Horst fashion photography seamlessly blends art and commerce

Horst directing fashion shoot with Lisa Fonssagrives. Photo by Roy Stevens /Time & Life Pictures / Getty Images

Fashion photography conjures together dress and body to create images that aim to seduce. On the cusp between art and commerce, this apparent dichotomy meant the genre only became a gallery staple in the last couple of decades. The V&A has a strong record of exhibitions that chart its development and highlight key players.

Their current Horst show is a demonstration of the rich variety of ways that fashion photography illuminates not just sartorial ideals, but also provides important insight into social, design and art history. Spread over a series of rooms, it shows the first entry of German-born Horst Paul Albert Bohrmann (known simply as Horst) into interwar Europe’s artistic milieu, and then his career in America, where he became a citizen in 1943 and flourished.

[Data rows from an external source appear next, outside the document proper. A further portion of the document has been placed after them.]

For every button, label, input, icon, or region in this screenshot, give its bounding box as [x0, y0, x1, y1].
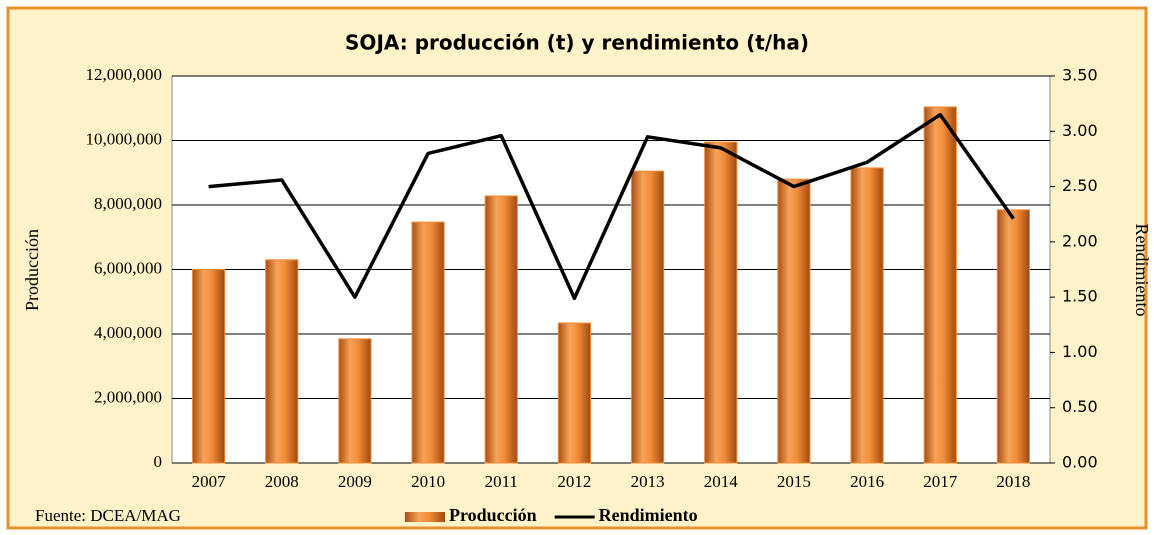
bar [704, 141, 738, 464]
bar [265, 259, 299, 464]
legend-swatch [405, 512, 445, 522]
bar [630, 170, 665, 464]
y-tick-label: 4,000,000 [94, 323, 162, 342]
x-tick-label: 2015 [777, 472, 811, 491]
y2-tick-label: 0.00 [1062, 453, 1098, 472]
y-tick-label: 2,000,000 [94, 387, 162, 406]
chart-title: SOJA: producción (t) y rendimiento (t/ha… [345, 31, 809, 55]
x-tick-label: 2008 [265, 472, 299, 491]
x-tick-label: 2012 [557, 472, 591, 491]
bar [557, 322, 592, 464]
legend-label: Producción [449, 505, 537, 525]
bar [411, 221, 445, 464]
x-tick-label: 2011 [485, 472, 518, 491]
x-tick-label: 2009 [338, 472, 372, 491]
bar [923, 106, 957, 464]
y2-tick-label: 0.50 [1062, 397, 1098, 416]
y2-tick-label: 3.50 [1062, 66, 1098, 85]
y2-axis-label: Rendimiento [1132, 224, 1152, 317]
y2-tick-label: 1.50 [1062, 287, 1098, 306]
x-tick-label: 2017 [923, 472, 958, 491]
y-tick-label: 8,000,000 [94, 194, 162, 213]
bar [191, 269, 226, 464]
line-series [208, 112, 1015, 300]
x-tick-label: 2007 [192, 472, 227, 491]
bar [338, 338, 372, 464]
y-tick-label: 10,000,000 [86, 129, 163, 148]
bar [777, 178, 811, 464]
y2-tick-label: 3.00 [1062, 121, 1098, 140]
x-tick-label: 2013 [631, 472, 665, 491]
x-tick-label: 2018 [996, 472, 1030, 491]
y2-tick-label: 2.00 [1062, 231, 1098, 250]
legend-label: Rendimiento [599, 505, 698, 525]
bar [850, 167, 884, 464]
bar [484, 195, 518, 464]
x-tick-label: 2014 [704, 472, 739, 491]
x-tick-label: 2016 [850, 472, 884, 491]
y-axis-label: Producción [22, 229, 42, 311]
source-note: Fuente: DCEA/MAG [35, 506, 181, 525]
bar [996, 209, 1031, 464]
y-tick-label: 12,000,000 [86, 65, 163, 84]
x-tick-label: 2010 [411, 472, 445, 491]
y2-tick-label: 2.50 [1062, 176, 1098, 195]
y-tick-label: 0 [154, 452, 163, 471]
y2-tick-label: 1.00 [1062, 342, 1098, 361]
y-tick-label: 6,000,000 [94, 258, 162, 277]
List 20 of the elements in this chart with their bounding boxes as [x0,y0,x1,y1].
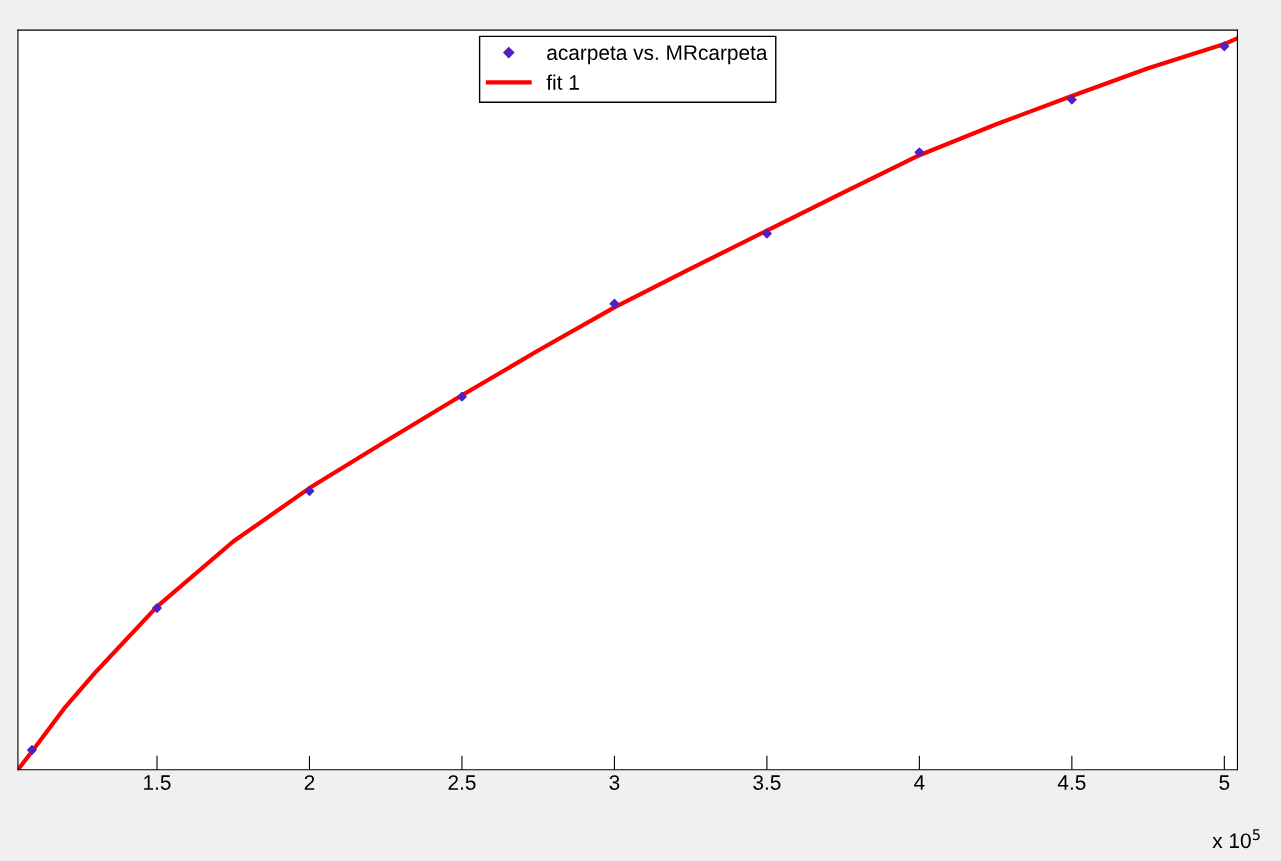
x-tick-label: 3 [609,775,620,790]
point [152,603,162,613]
legend-label: acarpeta vs. MRcarpeta [547,45,768,65]
point [457,391,467,402]
point [27,745,37,755]
point [1066,94,1077,105]
point [914,147,925,158]
point [304,486,315,496]
text: x 10$^{5}$ [1212,829,1260,849]
x-tick-label: 2.5 [448,775,476,790]
x-tick-label: 4.5 [1057,775,1086,790]
x-tick-label: 1.5 [144,775,171,790]
x-tick-label: 3.5 [753,775,781,790]
point [1219,41,1230,52]
point [762,228,772,239]
x-tick-label: 4 [914,775,925,790]
x-tick-label: 5 [1219,775,1230,790]
x-tick-label: 2 [304,775,315,790]
point [609,298,620,309]
legend-label: fit 1 [546,74,579,90]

Summer Fashions, American Vogue cover, May 1941. © Condé Nast / Horst Estate

As a body, Horst’s work illustrates fashion photography’s evolution as a genre. Key to this is the role that fashion publishing giant Condé Nast played within this development, and the exhibition stresses this collaborative process. Fashion editors and models who played a significant role in the evolution of Horst’s style are highlighted. And the dazzling images are carefully grouped to show his association with other important photographers of the period, including Hoyningen-Huene and Cecil Beaton, his close relationship with model Lisa Fonssagrives, and Vogue editor Edna Woolman-Chase’s support of his work.

All this underlines the careful preparation involved in choosing the right photographer for a specific commission and the right fashion editor. The overall combination of people, garments and accessories has to harmonise with set and art direction so that a collective vision is realised. The show cleverly brings these hidden toils to view, the arduous process behind the sheen of the finished product coming through.

Mainbocher Corset, 1939. © Conde Nast / Horst Estate

The images are dazzling. His famous 1939 photograph of the back view of a model in a pale Mainbocher corset is here, as are his portraits of Coco Chanel, Salvador Dali, and a whole range of fashion, stage and screen stars, from Gary Cooper to Rita Hayworth and ballerina Irina Baronova. Seeing this spectacular array in one place, Horst’s close understanding of the body, his love of its curved lines, is laid bare. So many of the photographs focus on carefully arranged gesture and pose – to reveal the fashionable silhouette, but also to reach for a visual balance within the elements of each composition.

Fashion editors are notorious for demanding detail. This is to appease designers, who want their work displayed correctly, and to sell – visually and literally – the clothes and accessories shown. Horst uses shadow and light to achieve this focus. Faces may be obscured in dusky light, but glimmering jewellery is revealed and the flow of a gown emphasised through richer light and pose.

Dress by Hattie Carnegie, 1939. © Condé Nast / Horst Estate

Horst’s work helped to create many of the myths that still surround haute couture. His visions of Lanvin, Vionnet, Molynuex and Schiaparelli designs are seen through the lens of contemporary art. Classical and romantic references are made through architectural sets, juxtaposition and a surrealist fragmentation of the body add a modern filter.

The inclusion of a group of the V&A’s couture dresses illuminates this dialogue further. The dresses speak of these influences, and linking material and visual examples together in this way is one example of the ways this exhibition strives to emphasise fashion photography’s multi-faceted role. It is undoubtedly spectacular – especially in the sudden revelation of colour imagery after the cool restraint of his black and white work. But beyond this, its depth of research behind the dazzle prevents it from being just another show.

And this isn’t the only fashion photography exhibition due this season. Edward Steichen opens at The Photographers Gallery on October 31 and Guy Bourdin opens at Somerset House on November 27.

To be appreciated fully, these exhibitions must be placed within fashion’s wider debates about art and commerce. The round of seasonal fashion shows kick off in New York this week, and fashion magazines continue to experiment with the visual form - as in AnOther Magazine’s current first digital cover. These are live issues, spilling out of the walls of the museum and on to the streets of fashion’s global cities.

Horst: Photographer of Style is at London’s Victoria and Albert Museum from September 6 2014 to January 4 2015.